Monday, November 26, 2007

I'm Thankful...

that I made it through the first major holiday without my mother.

Seriously, that was a tough one.

I do a gratitude list every morning, coming up with 10 things I am thankful for in my life. They could be major things, like being thankful for good results on a test at the doctors; routine things such as a safe journey for my husband to get to work or small things such as a warm cup of coffee. Some days are more challenging than others and ironically, Thanksgiving was one of those days. Anyone who has lost a close family member or friend knows what I mean. It's hard to be thankful when you only think of what you've lost.
I laid awake Wednesday night thinking of all the things my mom would be doing if she were preparing the meal - and I awoke to the same thoughts the next morning. I thought of all of her recipes - her special cranberry salad (the only way I'll eat them), and her homemade pumpkin pie.
I wished I had her cranberry salad recipe at the ready, but if it exists anywhere but in my memories now, it is still in storage somewhere. I never learned to make her special pie crust.
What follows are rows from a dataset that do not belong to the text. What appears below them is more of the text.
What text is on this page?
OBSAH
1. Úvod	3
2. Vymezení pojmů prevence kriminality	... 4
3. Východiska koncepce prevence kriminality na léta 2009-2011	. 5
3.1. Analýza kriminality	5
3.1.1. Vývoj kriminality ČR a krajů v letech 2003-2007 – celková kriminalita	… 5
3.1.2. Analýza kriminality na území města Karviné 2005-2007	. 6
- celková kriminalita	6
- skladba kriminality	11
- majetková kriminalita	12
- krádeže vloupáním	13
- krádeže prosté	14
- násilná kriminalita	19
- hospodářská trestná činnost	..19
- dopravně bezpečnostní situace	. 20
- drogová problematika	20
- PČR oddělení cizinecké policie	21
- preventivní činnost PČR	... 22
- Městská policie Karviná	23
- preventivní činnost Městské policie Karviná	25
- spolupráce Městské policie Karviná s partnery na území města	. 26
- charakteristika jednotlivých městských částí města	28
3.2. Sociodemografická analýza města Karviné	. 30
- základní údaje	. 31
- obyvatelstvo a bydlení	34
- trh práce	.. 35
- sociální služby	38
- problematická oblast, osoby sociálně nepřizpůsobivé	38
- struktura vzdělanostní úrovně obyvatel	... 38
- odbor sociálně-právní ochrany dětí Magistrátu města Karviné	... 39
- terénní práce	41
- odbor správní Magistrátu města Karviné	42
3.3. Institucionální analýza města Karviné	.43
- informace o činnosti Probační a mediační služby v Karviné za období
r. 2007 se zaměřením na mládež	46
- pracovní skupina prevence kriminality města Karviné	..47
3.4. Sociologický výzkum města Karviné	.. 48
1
Too busy forging my way in my 20's and most of my 30's, Mom was too weak and frail to even roll it out by the time I showed an interest in learning.
I got my crying done early on Thursday and then I made my mom's lovely whippend sweet potato recipe - the one that turned my husband from a hater of the orange spud to a lover of it.
We then went on to our new tradition of having dinner with my aunt and uncle and some of our neighbors here on the lake.
Perhaps I had a little too much wine, but I realized mid-way through dinner that most of us here were trying to get away from something - the traffic and noise of the city; or the hub-bub and expectations of being with blood relatives.
I realized we were here too, trying to escape the loss we suffered this year, trying to create new memories with refugees who are similar to us. To be with kindred spirits of sorts is something in itself to be thankful for.
And as the dinner went on, and my aunt toasted her "sis," my mom, I realized the old memories aren't bad either. As my writing buddy said, my memories of my mom's heritage recipes will make a great essay to write and sell for next year - and having ideas is always something to be thankful for.